I've run into a rather perplexing issue. I've managed to distill it down into the code here: http://goo.gl/TYqayI
I'm basically trying to overload a function based on whether the given value is a pointer-to-member, pointer-to-const-member, or a pointer-to-member-function (accepting one argument and returning void). According to the latest versions of MSVC and Clang, this is ambiguous! But according to the latest version of GCC this is fine. I'm gonna go with GCC on this one, because I can't see how this is ambiguous at all. A field is either const or not, and pointers to member functions are unrelated to pointers to members, so determining the correct overload should be a piece of cake, right?

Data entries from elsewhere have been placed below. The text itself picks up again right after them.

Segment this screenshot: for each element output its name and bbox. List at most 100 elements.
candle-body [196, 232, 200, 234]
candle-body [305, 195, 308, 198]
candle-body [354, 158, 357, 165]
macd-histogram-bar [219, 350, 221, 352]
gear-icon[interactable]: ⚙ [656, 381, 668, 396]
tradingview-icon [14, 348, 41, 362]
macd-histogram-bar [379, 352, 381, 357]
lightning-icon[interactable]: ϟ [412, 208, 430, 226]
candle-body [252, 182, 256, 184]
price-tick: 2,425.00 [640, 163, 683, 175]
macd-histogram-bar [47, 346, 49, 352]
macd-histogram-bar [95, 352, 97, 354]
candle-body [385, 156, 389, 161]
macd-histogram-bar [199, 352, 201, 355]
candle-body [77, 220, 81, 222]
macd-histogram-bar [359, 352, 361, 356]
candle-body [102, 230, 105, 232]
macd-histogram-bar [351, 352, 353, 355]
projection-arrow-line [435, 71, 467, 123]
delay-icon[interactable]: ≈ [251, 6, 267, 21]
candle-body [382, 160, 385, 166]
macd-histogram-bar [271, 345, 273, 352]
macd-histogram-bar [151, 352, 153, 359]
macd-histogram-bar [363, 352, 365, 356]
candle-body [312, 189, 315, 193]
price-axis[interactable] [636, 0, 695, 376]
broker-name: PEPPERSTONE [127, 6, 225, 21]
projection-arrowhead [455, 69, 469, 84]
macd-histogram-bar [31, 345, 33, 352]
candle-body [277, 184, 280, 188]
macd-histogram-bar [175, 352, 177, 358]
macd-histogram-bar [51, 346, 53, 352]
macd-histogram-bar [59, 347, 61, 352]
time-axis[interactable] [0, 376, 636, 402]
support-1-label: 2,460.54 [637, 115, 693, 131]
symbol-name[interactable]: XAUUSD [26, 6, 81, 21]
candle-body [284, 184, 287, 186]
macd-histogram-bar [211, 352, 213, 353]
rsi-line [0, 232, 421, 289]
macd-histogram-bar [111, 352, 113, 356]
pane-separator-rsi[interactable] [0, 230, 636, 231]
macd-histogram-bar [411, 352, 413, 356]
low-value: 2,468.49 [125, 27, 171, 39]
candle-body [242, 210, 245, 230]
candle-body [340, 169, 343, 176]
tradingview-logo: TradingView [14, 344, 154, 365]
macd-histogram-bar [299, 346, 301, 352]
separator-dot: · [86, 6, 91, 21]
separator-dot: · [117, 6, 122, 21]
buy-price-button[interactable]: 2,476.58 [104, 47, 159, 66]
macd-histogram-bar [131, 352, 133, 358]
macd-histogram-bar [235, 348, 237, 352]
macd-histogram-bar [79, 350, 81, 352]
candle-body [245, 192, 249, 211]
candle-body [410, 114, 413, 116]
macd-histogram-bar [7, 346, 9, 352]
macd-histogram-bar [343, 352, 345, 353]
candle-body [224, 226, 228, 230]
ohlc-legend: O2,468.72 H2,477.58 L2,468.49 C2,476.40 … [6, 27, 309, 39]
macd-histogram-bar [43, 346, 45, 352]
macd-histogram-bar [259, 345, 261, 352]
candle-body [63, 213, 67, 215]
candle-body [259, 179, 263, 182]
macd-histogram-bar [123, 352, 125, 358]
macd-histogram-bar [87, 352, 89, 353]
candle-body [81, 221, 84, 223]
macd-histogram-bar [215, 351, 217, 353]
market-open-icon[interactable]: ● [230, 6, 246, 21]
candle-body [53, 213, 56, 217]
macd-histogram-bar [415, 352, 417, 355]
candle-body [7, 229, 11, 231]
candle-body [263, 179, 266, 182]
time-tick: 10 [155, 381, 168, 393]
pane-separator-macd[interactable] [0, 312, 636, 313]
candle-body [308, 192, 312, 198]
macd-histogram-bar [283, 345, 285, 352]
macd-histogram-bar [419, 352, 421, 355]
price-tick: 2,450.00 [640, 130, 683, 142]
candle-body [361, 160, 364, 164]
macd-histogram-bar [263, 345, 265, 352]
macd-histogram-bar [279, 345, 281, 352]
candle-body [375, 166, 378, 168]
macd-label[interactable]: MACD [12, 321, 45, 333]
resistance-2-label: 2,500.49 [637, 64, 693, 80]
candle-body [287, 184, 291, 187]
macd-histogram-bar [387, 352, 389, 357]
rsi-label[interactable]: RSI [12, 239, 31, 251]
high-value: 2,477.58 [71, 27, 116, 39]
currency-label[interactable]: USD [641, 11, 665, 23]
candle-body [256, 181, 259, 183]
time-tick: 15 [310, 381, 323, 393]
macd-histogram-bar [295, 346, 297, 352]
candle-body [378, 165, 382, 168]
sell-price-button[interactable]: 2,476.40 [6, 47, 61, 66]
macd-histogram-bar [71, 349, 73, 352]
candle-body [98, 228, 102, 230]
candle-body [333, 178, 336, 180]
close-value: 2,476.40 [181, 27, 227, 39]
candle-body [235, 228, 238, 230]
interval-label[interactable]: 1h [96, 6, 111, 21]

That's why the non-const overload is there. Besides, currently it thinks all three functions are candidates, while really it should be just one (the one accepting a pointer-to-member-function).
Using some SFINAE, I've managed to modify the code so that the over loads a no longer ambiguous on any compiler, see here: http://goo.gl/zVcoKo
(I'd also like to point at that this proves that the "const" in the second overload, DOES in fact have an effect: it declares it as a "pointer-to-const").
While it works well, its rather frustrating that I have to resort to using that. It seems that some compilers think that "[signature] [owner name]::*" is a valid declaration for a pointer-to-member-function, but I've never seen that anywhere. I'm not sure what the standard says about it though.
Thanks for the response, I never knew you could do that! One thing I love about C++ is there's always more to learn, so you never get bored! (Though you might get frustrated)
Checked this with the standard:
If the type of a function is unqualified, it could be the type of either a member function or a non-member function.
If the type of a function is cv qualified or ref qualified, it can only be the type of a non-static member function.
clang++ appears to be the only mainstream compiler that is fully conforming with respect to this.
g++ (5.1) is broken for ref qualified function types
Microsoft does not support ref qualified member functions at all.
The latest version of MSVC actually does have ref-qualified member functions, 2015 RC. The previous versions of MSVC are crap anyway, seeing as classes don't get auto-generated move constructors, and half the type_traits stuff doesn't work.
It seems that they're still not quite fully supported though: the editor won't let me collapse functions that have ref-qualifiers.